Probing dark matter signals in neutrino telescopes through angular power spectrum

TL;DR

This paper investigates the potential of neutrino telescopes to detect dark matter signals by analyzing the angular power spectrum of neutrino sky maps, distinguishing dark matter from astrophysical sources.

Contribution

It introduces an angular power spectrum analysis method to differentiate dark matter signals from astrophysical neutrinos and provides sensitivity forecasts for future detectors.

Findings

KM3NeT is more sensitive than IceCube-Gen2 at low energies.

After 10 years, current dark matter scenarios can be firmly tested.

Angular analysis can effectively probe dark matter contributions.

Abstract

The hypothesis of two different components in the high-energy neutrino flux observed with IceCube has been proposed to solve the tension among different data-sets and to account for an excess of neutrino events at 100 TeV. In addition to a standard astrophysical power-law component, the second component might be explained by a different class of astrophysical sources, or more intriguingly, might originate from decaying or annihilating dark matter. These two scenarios can be distinguished thanks to the different expected angular distributions of neutrino events. Neutrino signals from dark matter are indeed expected to have some correlation with the extended galactic dark matter halo.

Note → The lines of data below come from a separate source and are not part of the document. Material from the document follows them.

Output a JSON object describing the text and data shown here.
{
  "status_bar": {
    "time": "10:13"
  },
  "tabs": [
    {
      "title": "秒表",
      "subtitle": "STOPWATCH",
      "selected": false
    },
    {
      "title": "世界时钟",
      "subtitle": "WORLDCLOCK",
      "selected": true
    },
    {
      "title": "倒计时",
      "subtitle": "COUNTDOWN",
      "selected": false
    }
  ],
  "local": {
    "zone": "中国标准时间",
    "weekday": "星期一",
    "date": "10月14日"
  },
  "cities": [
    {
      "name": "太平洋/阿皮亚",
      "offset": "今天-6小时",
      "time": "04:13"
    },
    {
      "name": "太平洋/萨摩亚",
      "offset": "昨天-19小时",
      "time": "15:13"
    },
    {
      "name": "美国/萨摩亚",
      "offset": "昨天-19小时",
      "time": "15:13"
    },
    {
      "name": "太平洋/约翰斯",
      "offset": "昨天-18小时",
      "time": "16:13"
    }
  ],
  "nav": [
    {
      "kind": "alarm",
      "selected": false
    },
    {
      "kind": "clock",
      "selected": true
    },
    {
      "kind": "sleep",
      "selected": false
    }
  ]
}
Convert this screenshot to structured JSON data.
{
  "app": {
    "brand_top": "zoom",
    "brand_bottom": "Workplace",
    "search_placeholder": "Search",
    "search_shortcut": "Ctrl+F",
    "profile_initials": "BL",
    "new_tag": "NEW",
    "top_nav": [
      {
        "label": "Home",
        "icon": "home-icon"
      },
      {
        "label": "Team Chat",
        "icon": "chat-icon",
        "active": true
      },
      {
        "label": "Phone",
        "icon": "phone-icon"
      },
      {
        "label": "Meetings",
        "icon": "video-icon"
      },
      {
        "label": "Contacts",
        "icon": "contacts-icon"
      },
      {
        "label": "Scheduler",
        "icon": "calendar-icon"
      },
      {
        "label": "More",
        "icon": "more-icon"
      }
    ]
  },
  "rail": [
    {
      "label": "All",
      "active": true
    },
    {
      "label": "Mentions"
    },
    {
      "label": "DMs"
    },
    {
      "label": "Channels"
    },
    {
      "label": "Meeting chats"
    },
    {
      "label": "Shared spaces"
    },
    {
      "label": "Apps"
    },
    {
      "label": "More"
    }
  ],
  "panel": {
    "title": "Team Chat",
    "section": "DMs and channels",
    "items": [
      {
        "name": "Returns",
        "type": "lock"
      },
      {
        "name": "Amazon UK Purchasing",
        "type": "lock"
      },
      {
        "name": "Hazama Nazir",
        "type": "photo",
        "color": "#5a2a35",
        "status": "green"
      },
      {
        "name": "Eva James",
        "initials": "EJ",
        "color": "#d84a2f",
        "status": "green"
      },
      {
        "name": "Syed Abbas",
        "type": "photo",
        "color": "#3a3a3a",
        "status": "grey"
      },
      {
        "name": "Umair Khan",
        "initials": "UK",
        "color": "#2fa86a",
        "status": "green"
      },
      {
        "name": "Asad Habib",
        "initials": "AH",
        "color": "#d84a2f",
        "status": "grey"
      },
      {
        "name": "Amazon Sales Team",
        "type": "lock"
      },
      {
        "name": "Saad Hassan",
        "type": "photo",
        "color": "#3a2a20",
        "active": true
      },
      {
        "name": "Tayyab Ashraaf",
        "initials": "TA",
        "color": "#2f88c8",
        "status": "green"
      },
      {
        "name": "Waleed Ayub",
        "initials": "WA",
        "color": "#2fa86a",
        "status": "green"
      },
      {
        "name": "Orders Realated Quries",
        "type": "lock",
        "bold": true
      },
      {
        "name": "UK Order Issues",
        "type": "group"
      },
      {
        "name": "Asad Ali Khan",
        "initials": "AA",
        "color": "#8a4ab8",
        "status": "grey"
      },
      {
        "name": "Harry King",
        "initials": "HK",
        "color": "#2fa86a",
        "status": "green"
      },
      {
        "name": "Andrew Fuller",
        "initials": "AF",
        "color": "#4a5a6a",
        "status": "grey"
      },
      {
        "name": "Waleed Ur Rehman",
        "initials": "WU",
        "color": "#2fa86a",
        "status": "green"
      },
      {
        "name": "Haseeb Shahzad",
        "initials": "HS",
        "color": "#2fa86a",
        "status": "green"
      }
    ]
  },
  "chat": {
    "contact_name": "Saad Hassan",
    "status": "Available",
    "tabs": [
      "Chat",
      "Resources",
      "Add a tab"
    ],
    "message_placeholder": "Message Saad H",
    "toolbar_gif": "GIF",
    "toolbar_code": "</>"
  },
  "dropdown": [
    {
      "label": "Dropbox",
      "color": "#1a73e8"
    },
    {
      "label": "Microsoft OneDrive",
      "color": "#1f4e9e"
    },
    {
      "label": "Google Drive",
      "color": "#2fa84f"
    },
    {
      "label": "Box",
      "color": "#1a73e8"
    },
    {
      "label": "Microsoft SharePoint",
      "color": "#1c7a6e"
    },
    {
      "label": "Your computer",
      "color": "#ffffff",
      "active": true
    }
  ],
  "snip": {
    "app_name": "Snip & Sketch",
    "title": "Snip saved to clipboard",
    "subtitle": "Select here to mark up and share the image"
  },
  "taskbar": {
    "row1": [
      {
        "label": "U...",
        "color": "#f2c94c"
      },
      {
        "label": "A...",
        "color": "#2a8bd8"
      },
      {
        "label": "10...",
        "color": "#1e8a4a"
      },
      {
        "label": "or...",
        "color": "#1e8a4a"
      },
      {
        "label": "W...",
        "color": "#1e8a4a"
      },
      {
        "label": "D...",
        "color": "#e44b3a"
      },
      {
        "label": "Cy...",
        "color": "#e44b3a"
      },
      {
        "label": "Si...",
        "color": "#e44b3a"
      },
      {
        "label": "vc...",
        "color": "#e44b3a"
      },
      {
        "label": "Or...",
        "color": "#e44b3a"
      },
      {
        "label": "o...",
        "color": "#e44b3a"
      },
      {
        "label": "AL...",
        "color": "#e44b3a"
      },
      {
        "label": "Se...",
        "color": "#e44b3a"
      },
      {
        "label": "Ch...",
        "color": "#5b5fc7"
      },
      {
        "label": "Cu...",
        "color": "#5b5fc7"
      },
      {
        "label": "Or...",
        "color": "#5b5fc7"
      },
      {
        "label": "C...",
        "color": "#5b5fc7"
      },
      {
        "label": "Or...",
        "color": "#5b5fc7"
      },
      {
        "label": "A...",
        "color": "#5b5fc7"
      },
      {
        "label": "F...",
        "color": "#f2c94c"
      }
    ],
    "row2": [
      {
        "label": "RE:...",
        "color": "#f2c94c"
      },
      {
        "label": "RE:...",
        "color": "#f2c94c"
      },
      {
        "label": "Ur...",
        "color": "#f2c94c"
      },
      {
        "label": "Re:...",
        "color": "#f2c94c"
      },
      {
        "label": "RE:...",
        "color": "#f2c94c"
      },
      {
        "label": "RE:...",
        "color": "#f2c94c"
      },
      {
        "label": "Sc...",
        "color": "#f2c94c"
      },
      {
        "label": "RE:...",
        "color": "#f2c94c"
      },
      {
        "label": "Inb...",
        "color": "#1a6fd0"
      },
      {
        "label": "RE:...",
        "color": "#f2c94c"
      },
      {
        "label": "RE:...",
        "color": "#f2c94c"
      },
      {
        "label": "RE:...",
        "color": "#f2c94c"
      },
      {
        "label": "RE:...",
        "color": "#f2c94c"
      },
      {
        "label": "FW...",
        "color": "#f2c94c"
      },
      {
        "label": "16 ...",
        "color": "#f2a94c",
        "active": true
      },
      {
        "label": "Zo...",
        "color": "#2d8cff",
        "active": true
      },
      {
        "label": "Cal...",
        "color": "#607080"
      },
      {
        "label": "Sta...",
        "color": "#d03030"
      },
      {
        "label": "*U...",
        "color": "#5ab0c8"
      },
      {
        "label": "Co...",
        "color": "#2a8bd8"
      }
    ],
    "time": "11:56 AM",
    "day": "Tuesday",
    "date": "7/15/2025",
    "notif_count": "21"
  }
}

In this paper, we perform angular power spectrum analyses of simulated neutrino sky maps to investigate the two-component hypothesis with a contribution from dark matter. We provide current constraints and expected sensitivity to dark matter parameters for future neutrino telescopes such as IceCube-Gen2 and KM3NeT. The latter is found to be more sensitive than IceCube-Gen2 to look for a dark matter signal at low energies towards the galactic center. Finally, we show that after 10 years of data-taking, they will firmly probe the current best-fit scenario for decaying dark matter by exploiting the angular information only.